I don't like Michael Jackson's music. Never have, so I'm not going to start now just because he's dead. I feel sorry for him if his life was as pained and peculiar as the media wanted us to believe; but I don't need to tell any of you that there are an awful lot of people out there with problems worse than being rich and sensitive and having been deprived of a childhood by over-ambitious parents.
His music, as I've said, was always boring to me. Superficial. Obvious. Phoney. In the current climate, of course, saying such things is tantamount to heresy. So be it. Delete my Facebook page if you like. Throw a stone through my window.

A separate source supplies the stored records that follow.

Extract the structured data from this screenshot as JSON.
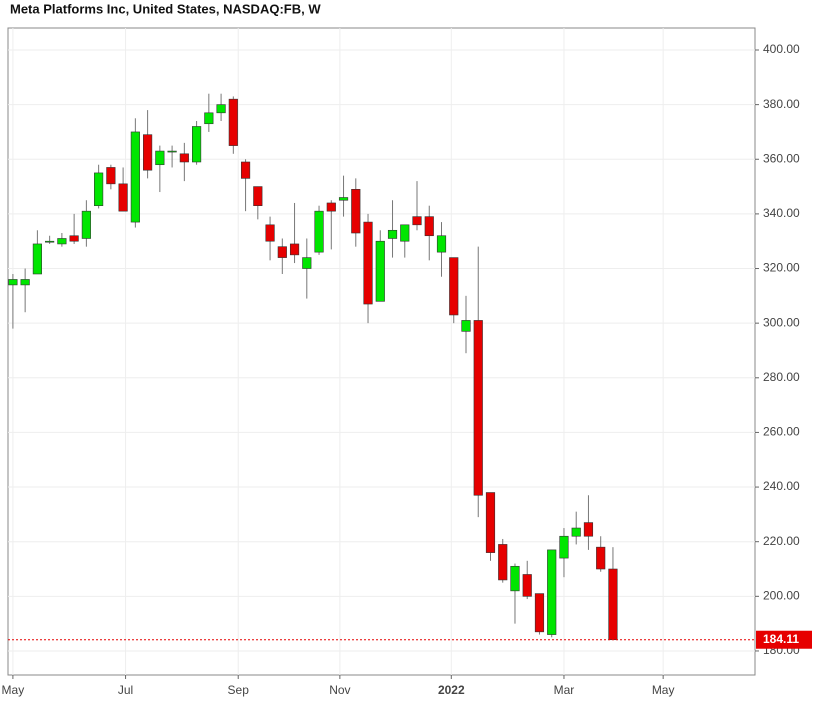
{
  "chart_data": {
    "type": "candlestick",
    "title": "Meta Platforms Inc, United States, NASDAQ:FB, W",
    "categories": [
      null,
      null,
      null,
      null,
      null,
      null,
      null,
      null,
      null,
      null,
      null,
      null,
      null,
      null,
      null,
      null,
      null,
      null,
      null,
      null,
      null,
      null,
      null,
      null,
      null,
      null,
      null,
      null,
      null,
      null,
      null,
      null,
      null,
      null,
      null,
      null,
      null,
      null,
      null,
      null,
      null,
      null,
      null,
      null,
      null,
      null,
      null,
      null,
      null,
      null
    ],
    "open": [
      314,
      314,
      318,
      330,
      329,
      332,
      331,
      343,
      357,
      351,
      337,
      369,
      358,
      363,
      362,
      359,
      373,
      377,
      382,
      359,
      350,
      336,
      328,
      329,
      320,
      326,
      344,
      345,
      349,
      337,
      308,
      331,
      330,
      339,
      339,
      326,
      324,
      297,
      301,
      238,
      219,
      202,
      208,
      201,
      186,
      214,
      222,
      227,
      218,
      210
    ],
    "high": [
      318,
      320,
      334,
      332,
      333,
      340,
      345,
      358,
      358,
      357,
      375,
      378,
      365,
      365,
      366,
      374,
      384,
      384,
      383,
      360,
      350,
      339,
      331,
      344,
      331,
      343,
      345,
      354,
      353,
      340,
      334,
      345,
      336,
      352,
      343,
      337,
      324,
      310,
      328,
      238,
      221,
      212,
      213,
      201,
      217,
      225,
      231,
      237,
      222,
      218
    ],
    "low": [
      298,
      304,
      318,
      329,
      328,
      329,
      328,
      342,
      349,
      341,
      335,
      353,
      348,
      357,
      352,
      358,
      370,
      374,
      362,
      341,
      338,
      323,
      318,
      322,
      309,
      325,
      327,
      339,
      328,
      300,
      308,
      324,
      324,
      334,
      323,
      317,
      300,
      289,
      229,
      213,
      205,
      190,
      199,
      186,
      185,
      207,
      219,
      217,
      209,
      184.11
    ],
    "close": [
      316,
      316,
      329,
      330,
      331,
      330,
      341,
      355,
      351,
      341,
      370,
      356,
      363,
      363,
      359,
      372,
      377,
      380,
      365,
      353,
      343,
      330,
      324,
      325,
      324,
      341,
      341,
      346,
      333,
      307,
      330,
      334,
      336,
      336,
      332,
      332,
      303,
      301,
      237,
      216,
      206,
      211,
      200,
      187,
      217,
      222,
      225,
      222,
      210,
      184.11
    ],
    "up_color": "#00e600",
    "down_color": "#e60000",
    "last_value": 184.11,
    "ylim": [
      171.2,
      408.05
    ],
    "yticks": [
      {
        "value": 180,
        "label": "180.00"
      },
      {
        "value": 200,
        "label": "200.00"
      },
      {
        "value": 220,
        "label": "220.00"
      },
      {
        "value": 240,
        "label": "240.00"
      },
      {
        "value": 260,
        "label": "260.00"
      },
      {
        "value": 280,
        "label": "280.00"
      },
      {
        "value": 300,
        "label": "300.00"
      },
      {
        "value": 320,
        "label": "320.00"
      },
      {
        "value": 340,
        "label": "340.00"
      },
      {
        "value": 360,
        "label": "360.00"
      },
      {
        "value": 380,
        "label": "380.00"
      },
      {
        "value": 400,
        "label": "400.00"
      }
    ],
    "xlim": [
      -0.4,
      60.6
    ],
    "xticks": [
      {
        "value": 0,
        "label": "May"
      },
      {
        "value": 9.2,
        "label": "Jul"
      },
      {
        "value": 18.4,
        "label": "Sep"
      },
      {
        "value": 26.7,
        "label": "Nov"
      },
      {
        "value": 35.8,
        "label": "2022"
      },
      {
        "value": 45,
        "label": "Mar"
      },
      {
        "value": 53.1,
        "label": "May"
      }
    ],
    "grid": true
  }
}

I'll give you my address if it matters to you that much.
One commentator, soon after Jackson died, made the absurd claim that he was the most important cultural figure of the last two hundred years. Forget Dylan, the Beatles, Dali, Picasso, James Joyce, Ezra Pound, Baudelaire, Rimbaud. The fellow who sang "Shake Your Body Down To The Ground" tops them all.
Proof of his importance, apparently, is the 750 million records he has sold across the world.
Proof to me that these days we are confusing importance with popularity. I have been in the living rooms of unsigned folksingers who played and sang better music than Jackson while the red wine flowed and the cigarettes burned. No one will ever hear of them in Singapore or Harare but their achievement stands. And if they are signed one day and make it into the consciousness of the world it's a fair chance that something of the brilliance they once showed will be lost.
That's been happening since Elvis Presley.